From my first book, La couleur éloquente (1989; English translation, The Eloquence of Color, 1993), to the multivolume critical edition Conférences de l’Académie royale de peinture et de sculpture (2007–2010), edited with Christian Michel, my research has been devoted to subjects that have generally been considered outside the field of philosophy, belonging rather to those of art theory and art criticism. My subjects were not works of art—which lie outside my discipline—but discourses on art and works of art; more specifically, on painting and sculpture. Until now I have worked mainly on the various discourses that have developed within the field of art since the Renaissance, focusing my research on theories of art that were formulated by artists themselves. The conférences of the Académie royale de peinture et de sculpture are undoubtedly some of the best examples of this artistic theory of art, and that is why Professor Michel and I decided to publish them.
On the one hand, my current project is quite different from my previous ones; on the other, it is entirely based on them.
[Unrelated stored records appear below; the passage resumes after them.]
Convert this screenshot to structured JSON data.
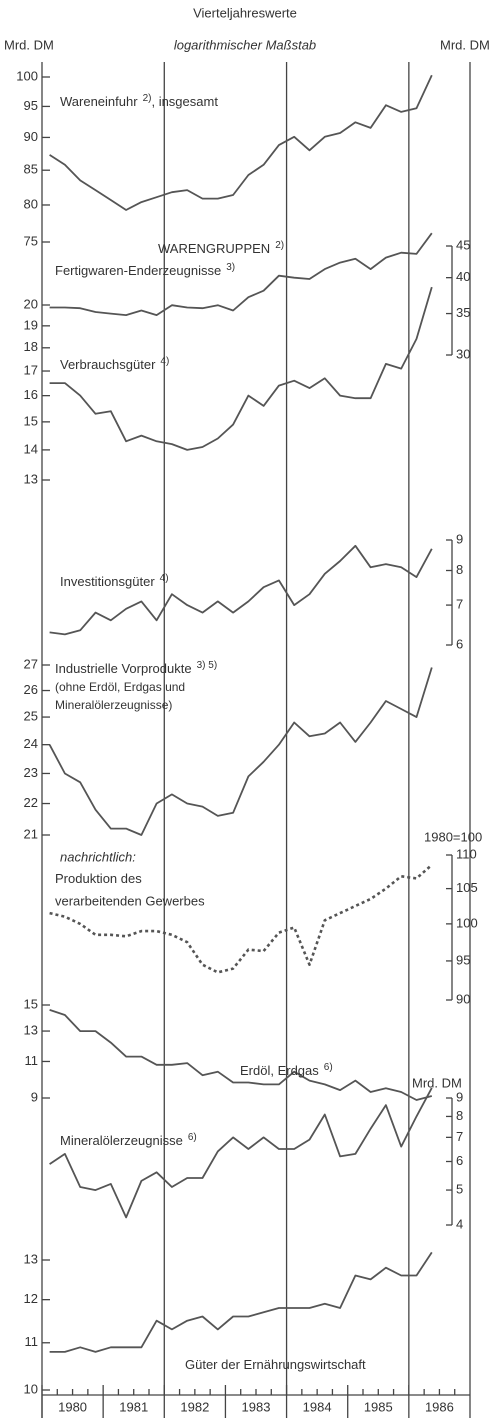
{
  "chart_data": {
    "type": "line",
    "title": "Vierteljahreswerte",
    "subtitle": "logarithmischer Maßstab",
    "ylabel": "Mrd. DM",
    "y2label": "Mrd. DM",
    "log_scale": true,
    "x": [
      1980.125,
      1980.375,
      1980.625,
      1980.875,
      1981.125,
      1981.375,
      1981.625,
      1981.875,
      1982.125,
      1982.375,
      1982.625,
      1982.875,
      1983.125,
      1983.375,
      1983.625,
      1983.875,
      1984.125,
      1984.375,
      1984.625,
      1984.875,
      1985.125,
      1985.375,
      1985.625,
      1985.875,
      1986.125,
      1986.375
    ],
    "xlim": [
      1980,
      1987
    ],
    "xticks": [
      1980,
      1981,
      1982,
      1983,
      1984,
      1985,
      1986
    ],
    "reference_lines_x": [
      1982,
      1984,
      1986
    ],
    "panels": [
      {
        "ylim": [
          75,
          100
        ],
        "yticks": [
          100,
          95,
          90,
          85,
          80,
          75
        ],
        "series": [
          {
            "name": "Wareneinfuhr",
            "note": "2)",
            "suffix": ", insgesamt",
            "color": "#555555",
            "dash": false,
            "values": [
              87.3,
              85.8,
              83.5,
              82.1,
              80.7,
              79.3,
              80.4,
              81.1,
              81.8,
              82.1,
              80.9,
              80.9,
              81.4,
              84.3,
              85.8,
              88.8,
              90.1,
              88.0,
              90.1,
              90.7,
              92.4,
              91.5,
              95.2,
              94.1,
              94.7,
              100.3
            ]
          }
        ]
      },
      {
        "heading": "WARENGRUPPEN",
        "heading_note": "2)",
        "y2lim": [
          30,
          45
        ],
        "y2ticks": [
          45,
          40,
          35,
          30
        ],
        "series": [
          {
            "name": "Fertigwaren-Enderzeugnisse",
            "note": "3)",
            "axis": "y2",
            "color": "#555555",
            "dash": false,
            "values": [
              35.8,
              35.8,
              35.7,
              35.2,
              35.0,
              34.8,
              35.4,
              34.8,
              36.1,
              35.8,
              35.7,
              36.1,
              35.4,
              37.2,
              38.1,
              40.3,
              40.0,
              39.8,
              41.3,
              42.3,
              42.9,
              41.3,
              43.1,
              43.9,
              43.7,
              47.2
            ]
          }
        ]
      },
      {
        "ylim": [
          13,
          20
        ],
        "yticks": [
          20,
          19,
          18,
          17,
          16,
          15,
          14,
          13
        ],
        "series": [
          {
            "name": "Verbrauchsgüter",
            "note": "4)",
            "color": "#555555",
            "dash": false,
            "values": [
              16.5,
              16.5,
              16.0,
              15.3,
              15.4,
              14.3,
              14.5,
              14.3,
              14.2,
              14.0,
              14.1,
              14.4,
              14.9,
              16.0,
              15.6,
              16.4,
              16.6,
              16.3,
              16.7,
              16.0,
              15.9,
              15.9,
              17.3,
              17.1,
              18.4,
              20.9
            ]
          }
        ]
      },
      {
        "y2lim": [
          6,
          9
        ],
        "y2ticks": [
          9,
          8,
          7,
          6
        ],
        "series": [
          {
            "name": "Investitionsgüter",
            "note": "4)",
            "axis": "y2",
            "color": "#555555",
            "dash": false,
            "values": [
              6.3,
              6.25,
              6.35,
              6.8,
              6.6,
              6.9,
              7.1,
              6.6,
              7.3,
              7.0,
              6.8,
              7.1,
              6.8,
              7.1,
              7.5,
              7.7,
              7.0,
              7.3,
              7.9,
              8.3,
              8.8,
              8.1,
              8.2,
              8.1,
              7.8,
              8.7
            ]
          }
        ]
      },
      {
        "ylim": [
          21,
          27
        ],
        "yticks": [
          27,
          26,
          25,
          24,
          23,
          22,
          21
        ],
        "series": [
          {
            "name": "Industrielle Vorprodukte",
            "note": "3) 5)",
            "sub": [
              "(ohne Erdöl, Erdgas und",
              "Mineralölerzeugnisse)"
            ],
            "color": "#555555",
            "dash": false,
            "values": [
              24.0,
              23.0,
              22.7,
              21.8,
              21.2,
              21.2,
              21.0,
              22.0,
              22.3,
              22.0,
              21.9,
              21.6,
              21.7,
              22.9,
              23.4,
              24.0,
              24.8,
              24.3,
              24.4,
              24.8,
              24.1,
              24.8,
              25.6,
              25.3,
              25.0,
              26.9
            ]
          }
        ]
      },
      {
        "y2label": "1980=100",
        "y2lim": [
          90,
          110
        ],
        "y2ticks": [
          110,
          105,
          100,
          95,
          90
        ],
        "series": [
          {
            "prefix": "nachrichtlich:",
            "name": "Produktion des",
            "sub": [
              "verarbeitenden Gewerbes"
            ],
            "axis": "y2",
            "color": "#555555",
            "dash": true,
            "values": [
              101.5,
              101,
              100,
              98.5,
              98.5,
              98.3,
              99,
              99,
              98.5,
              97.5,
              94.5,
              93.5,
              94,
              96.5,
              96.3,
              98.8,
              99.5,
              94.5,
              100.5,
              101.5,
              102.5,
              103.5,
              105,
              106.8,
              106.5,
              108.5
            ]
          }
        ]
      },
      {
        "ylim": [
          9,
          15
        ],
        "yticks": [
          15,
          13,
          11,
          9
        ],
        "series": [
          {
            "name": "Erdöl, Erdgas",
            "note": "6)",
            "color": "#555555",
            "dash": false,
            "values": [
              14.6,
              14.2,
              13.0,
              13.0,
              12.2,
              11.3,
              11.3,
              10.8,
              10.8,
              10.9,
              10.2,
              10.4,
              9.8,
              9.8,
              9.7,
              9.7,
              10.4,
              9.9,
              9.7,
              9.4,
              9.9,
              9.3,
              9.5,
              9.3,
              8.9,
              9.1
            ]
          }
        ]
      },
      {
        "y2label": "Mrd. DM",
        "y2lim": [
          4,
          9
        ],
        "y2ticks": [
          9,
          8,
          7,
          6,
          5,
          4
        ],
        "series": [
          {
            "name": "Mineralölerzeugnisse",
            "note": "6)",
            "axis": "y2",
            "color": "#555555",
            "dash": false,
            "values": [
              5.9,
              6.3,
              5.1,
              5.0,
              5.2,
              4.2,
              5.3,
              5.6,
              5.1,
              5.4,
              5.4,
              6.4,
              7.0,
              6.5,
              7.0,
              6.5,
              6.5,
              6.9,
              8.1,
              6.2,
              6.3,
              7.4,
              8.6,
              6.6,
              8.0,
              9.6
            ]
          }
        ]
      },
      {
        "ylim": [
          10,
          13
        ],
        "yticks": [
          13,
          12,
          11,
          10
        ],
        "series": [
          {
            "name": "Güter der Ernährungswirtschaft",
            "color": "#555555",
            "dash": false,
            "values": [
              10.8,
              10.8,
              10.9,
              10.8,
              10.9,
              10.9,
              10.9,
              11.5,
              11.3,
              11.5,
              11.6,
              11.3,
              11.6,
              11.6,
              11.7,
              11.8,
              11.8,
              11.8,
              11.9,
              11.8,
              12.6,
              12.5,
              12.8,
              12.6,
              12.6,
              13.2
            ]
          }
        ]
      }
    ]
  }
}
It is what I would call an epistemological inquiry. I want to analyze what distinguishes or even sets in opposition the different types of discourses on art that have coexisted since the middle of the eighteenth century: those of the art theoretician, the art critic, the art historian, and the philosopher.
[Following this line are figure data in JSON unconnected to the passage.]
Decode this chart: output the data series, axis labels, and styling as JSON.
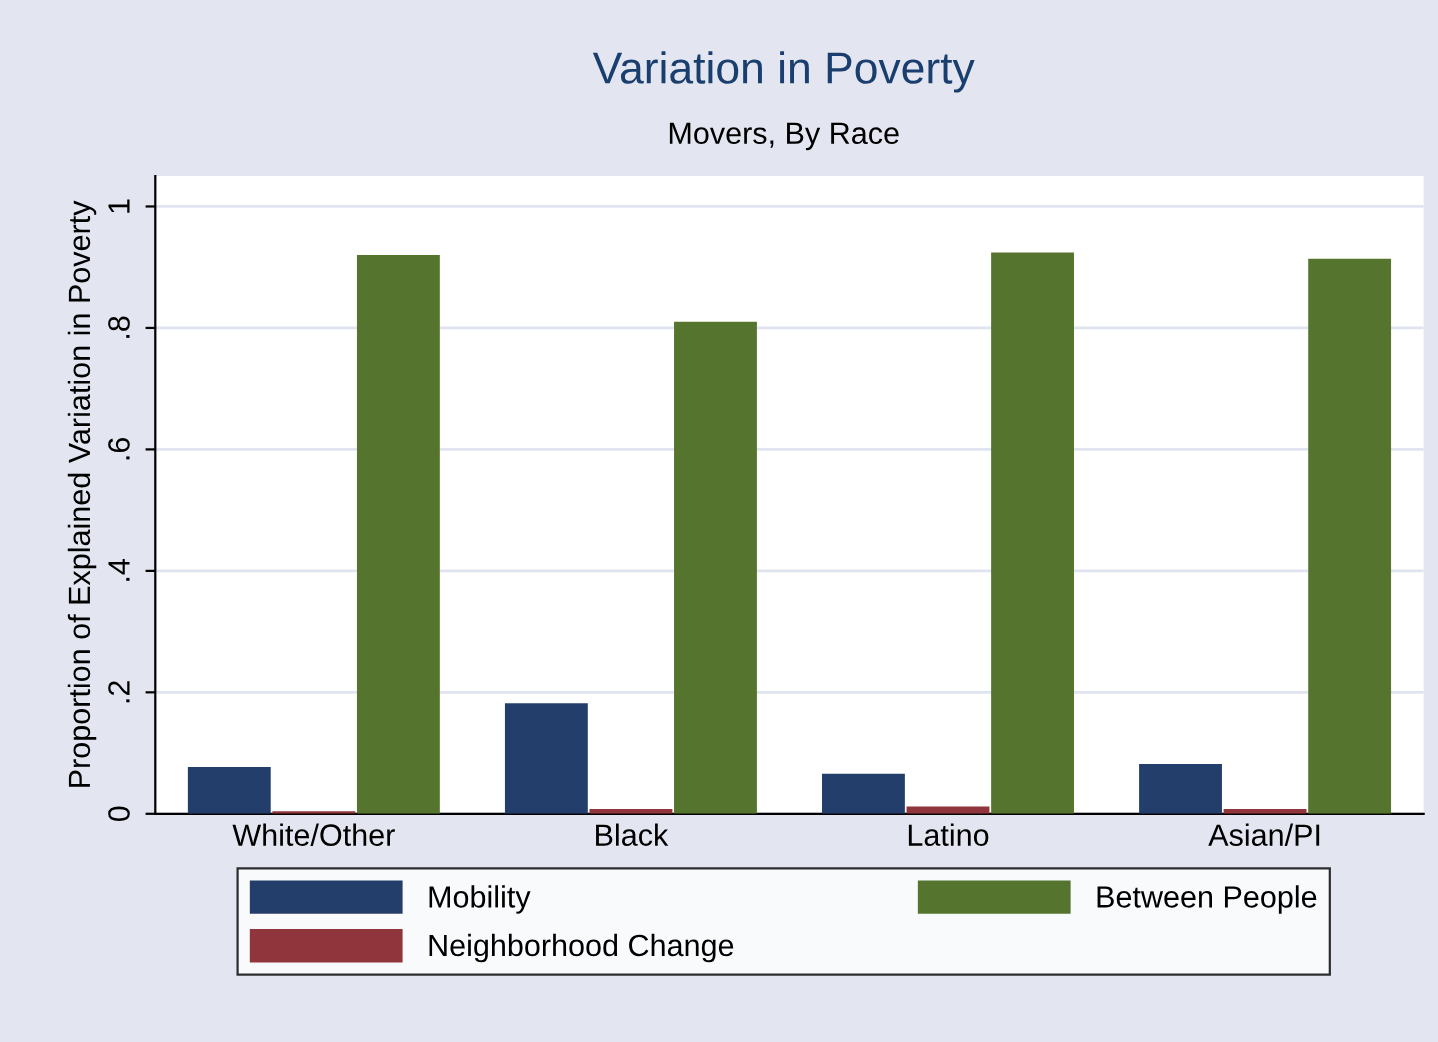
{
  "chart_data": {
    "type": "bar",
    "title": "Variation in Poverty",
    "subtitle": "Movers, By Race",
    "ylabel": "Proportion of Explained Variation in Poverty",
    "categories": [
      "White/Other",
      "Black",
      "Latino",
      "Asian/PI"
    ],
    "series": [
      {
        "name": "Mobility",
        "color": "#243e6c",
        "values": [
          0.077,
          0.182,
          0.066,
          0.082
        ]
      },
      {
        "name": "Neighborhood Change",
        "color": "#90353b",
        "values": [
          0.004,
          0.008,
          0.012,
          0.008
        ]
      },
      {
        "name": "Between People",
        "color": "#55752f",
        "values": [
          0.92,
          0.81,
          0.924,
          0.914
        ]
      }
    ],
    "ylim": [
      0,
      1.05
    ],
    "yticks": [
      {
        "value": 0,
        "label": "0"
      },
      {
        "value": 0.2,
        "label": ".2"
      },
      {
        "value": 0.4,
        "label": ".4"
      },
      {
        "value": 0.6,
        "label": ".6"
      },
      {
        "value": 0.8,
        "label": ".8"
      },
      {
        "value": 1,
        "label": "1"
      }
    ],
    "grid": "y",
    "legend": "bottom"
  }
}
Why the eighteenth century? Because in this period a major breach in the history of artistic discourse emerged. An earlier breach had appeared during the Renaissance with the birth of the theory of art in its modern sense, which represented a new mode of reflection on art and a different understanding of artistic practice as a theoretical enterprise. A second important breach occurred around 1750 with the appearance of three completely new types of discourse: art criticism in France and art history and aesthetics in Germany. These discourses are in fact very different from one another. Art criticism is a literary genre whose development was linked to the new modes of exhibition (salons) and publication (newspapers). In contrast, art history pretends to be a scientific approach to art, and it very quickly gained the legitimacy of an academic subject in the German university. Aesthetics is the name given in Germany to a new branch of philosophical study (separate from metaphysicis, logic, and so on) that emerged following the publication of Gregor Baumgarten’s Aesthetica in 1750. Beyond the theoretical concerns that differentiate them, these discourses share their development outside artistic practice. Although art critics, art historians, and philosophers do not adopt the same position toward art and artistic works, they have in common the fact that they are not artists themselves.
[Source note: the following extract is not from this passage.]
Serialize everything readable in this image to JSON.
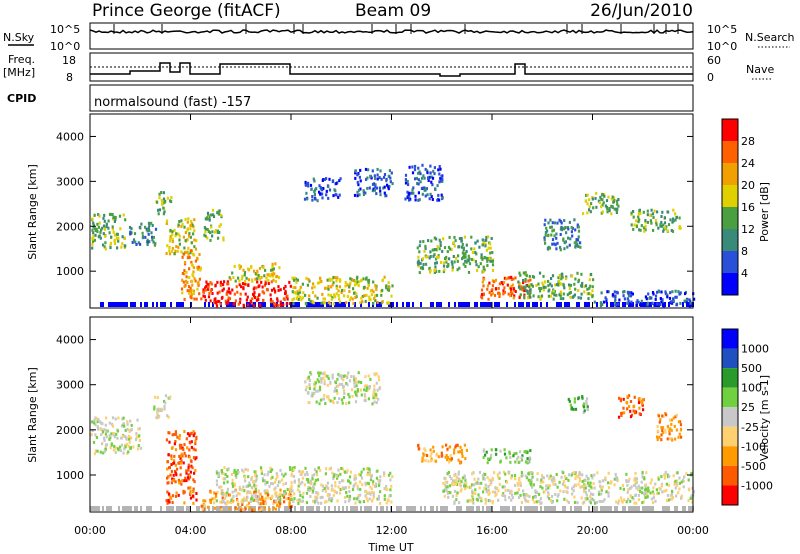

This position outside the practice of art is what distinguishes their discourses from that of artists. It explains the hostile reaction of the academicians to art critics like Étienne La Font de Saint-Yenne and Denis Diderot, who claimed proudly not to be artists themselves—that is, they judged art purely from the point of view of a spectator. But it also explains the French resistance or opposition to the historical, and, even more, to the aesthetic approach to art, which until the second half of the nineteenth century would be identified as a typically German mode of thinking, foreign to the French tradition of artistic theory.
In my book I will explore the properties of the various discourses on art that emerged in the eighteenth century and analyze their differences, limits, and specificity. I will also consider the “national” aspect of the opposition between different modes of discourse; that is, how this theoretical and artistic conflict was shaped, in the eighteenth and nineteenth centuries, into a more general and political antipathy between France and Germany. Last but not least, I will examine the current situation and ask: what are the relationships today among art theory, art criticism, art history, and aesthetics? I also want to address a question that is crucial for me as a philosopher: does philosophy have something specific to say about art?